Amour, a French-Austrian-German co-production, written and directed by Michael Haneke (White Ribbon), tells a tale of love tested during suffering.
Husband and wife Georges (Jean-Louis Trintignant) and Anne (Emmanuelle Riva) are retired musicians in their eighties, long-married, settled, and live alone in a small Parisian apartment, sometimes visited by their daughter (Isabelle Huppert). One day, Anne suffers a stroke, and thus begins the couple's descent into a daily, hellish and escalating suffering, with Georges trying everything he could to ease his wife's pain.
This is my first orientation to a Haneke film. In Amour, the camera becomes a gaping observer of the characters-- most of the time just parked in one corner, openly staring and watching vigilantly like George does with his beloved, dying wife.

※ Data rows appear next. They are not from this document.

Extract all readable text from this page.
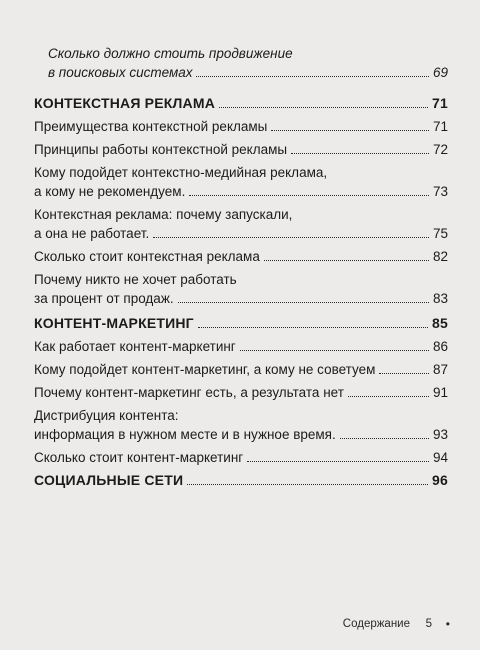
Сколько должно стоить продвижение
в поисковых системах	69
КОНТЕКСТНАЯ РЕКЛАМА	71
Преимущества контекстной рекламы	71
Принципы работы контекстной рекламы	72
Кому подойдет контекстно-медийная реклама,
а кому не рекомендуем.	73
Контекстная реклама: почему запускали,
а она не работает.	75
Сколько стоит контекстная реклама	82
Почему никто не хочет работать
за процент от продаж.	83
КОНТЕНТ-МАРКЕТИНГ	85
Как работает контент-маркетинг	86
Кому подойдет контент-маркетинг, а кому не советуем	87
Почему контент-маркетинг есть, а результата нет	91
Дистрибуция контента:
информация в нужном месте и в нужное время.	93
Сколько стоит контент-маркетинг	94
СОЦИАЛЬНЫЕ СЕТИ	96
Содержание 5 •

The camera, like vulture eyes, is waiting for death. It's a painful film, tackling life's natural cruelty: the inevitable old age and death, and the monster that is the illness that silently creeps in and changes everything.

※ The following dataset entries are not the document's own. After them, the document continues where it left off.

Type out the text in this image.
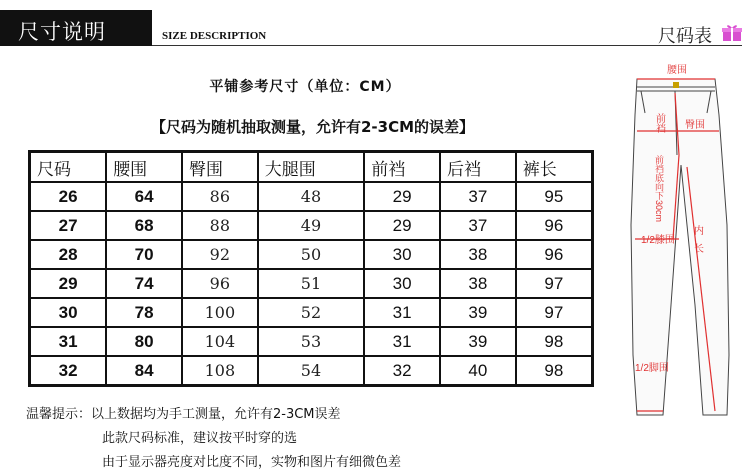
尺寸说明	SIZE DESCRIPTION	尺码表
平铺参考尺寸（单位：CM）
【尺码为随机抽取测量，允许有2-3CM的误差】
尺码	腰围	臀围	大腿围	前裆	后裆	裤长
26	64	86	48	29	37	95
27	68	88	49	29	37	96
28	70	92	50	30	38	96
29	74	96	51	30	38	97
30	78	100	52	31	39	97
31	80	104	53	31	39	98
32	84	108	54	32	40	98
温馨提示：以上数据均为手工测量，允许有2-3CM误差
此款尺码标准，建议按平时穿的选
由于显示器亮度对比度不同，实物和图片有细微色差
腰围
臀围
1/2膝围
1/2脚围
前裆
前裆底向下30cm
内长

It's a lengthy film; tasks and movements captured almost in their full length until they become hypnotic. You also find yourself having memorized every corner of their apartment. The film immerses you in every rattled breath, shaky fingers, every agonizing cry, clumsy handwriting, every slurred speech, that you could almost smell Anne's imminent death, draining you from her long-standing suffering, and at the same time impressing you with Georges' quiet, patient, and intense love and devotion. Eighty-five-year-old Emmanuelle Riva, nominated in this year's Oscar for
Best Actress, delivers the kind of stunning, unforgettable performance that ingrains
in you.
Amour, nabbing 5 nominations in this year's Oscars, including Best Picture, Best Director, and Best Foreign Film, is a disturbing, horrific tale that might test some audiences' endurance because of its length-- but the length is essential so that you live and breathe the couple's daily exercise of pain and endurance, until the culmination of it all. Finish the movie.